Aaauuuw! Fenny, zijn kat, springt van schrik wel een meter de lucht in. Kees schreeuwt moord en brand. Hij haalt zijn arm lelijk open aan een onbekend soort bamboe. Die struik komt steeds dieper zijn tuin in. De bamboe komt aangewoekerd uit de tuin van zijn buurvrouw. Jaren geleden nam zij een stek mee uit Zambia, haar geboorteland. Een heel bijzondere soort. Kees zoekt op Google wat het precies voor bamboe is. Hij komt er niet precies achter maar de ‘zwarte bamboe’ komt er het meest bij in de buurt. Pas op voor de wortels, want die zijn vlijmscherp, staat er nog bij. Dat laatste is ie even vergeten, als hij een hortensia wil verplaatsen. Kees snijdt zich dan aan een voortwoekerende bamboewortel. Hij bloedt gelijk als een rund.

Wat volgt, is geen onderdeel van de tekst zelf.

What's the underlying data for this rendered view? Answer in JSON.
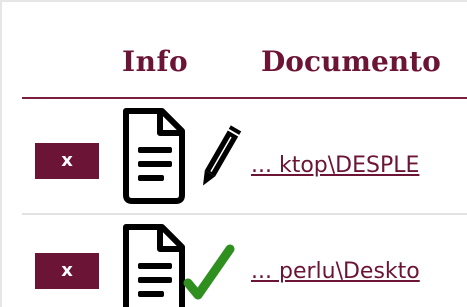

Het is nauwelijks te stelpen. Zijn vrouw komt, met de heggenschaar nog in haar hand, op de oerkreet van Kees af. Geen moment aarzelt ze, laat de schaar uit haar hand vallen, pakt de verbanddoos en gaat aan de slag.
Het genezingsproces lijkt
voorspoediger te verlopen dan verwacht. Lijkt,
want twee weken later wordt zijn arm eerst rood en dan op de plek van de
verwonding, griezelig dik. De dokter staat er versteld van: ‘god zegene de
greep’ zegt hij. Hij weet niets beters te doen dan een antibioticakuurtje voor
te schrijven.
Op een avond, net gegeten, krantje
gelezen en onderuit gezakt voor de tv: kijken naar een voetbalwedstrijd.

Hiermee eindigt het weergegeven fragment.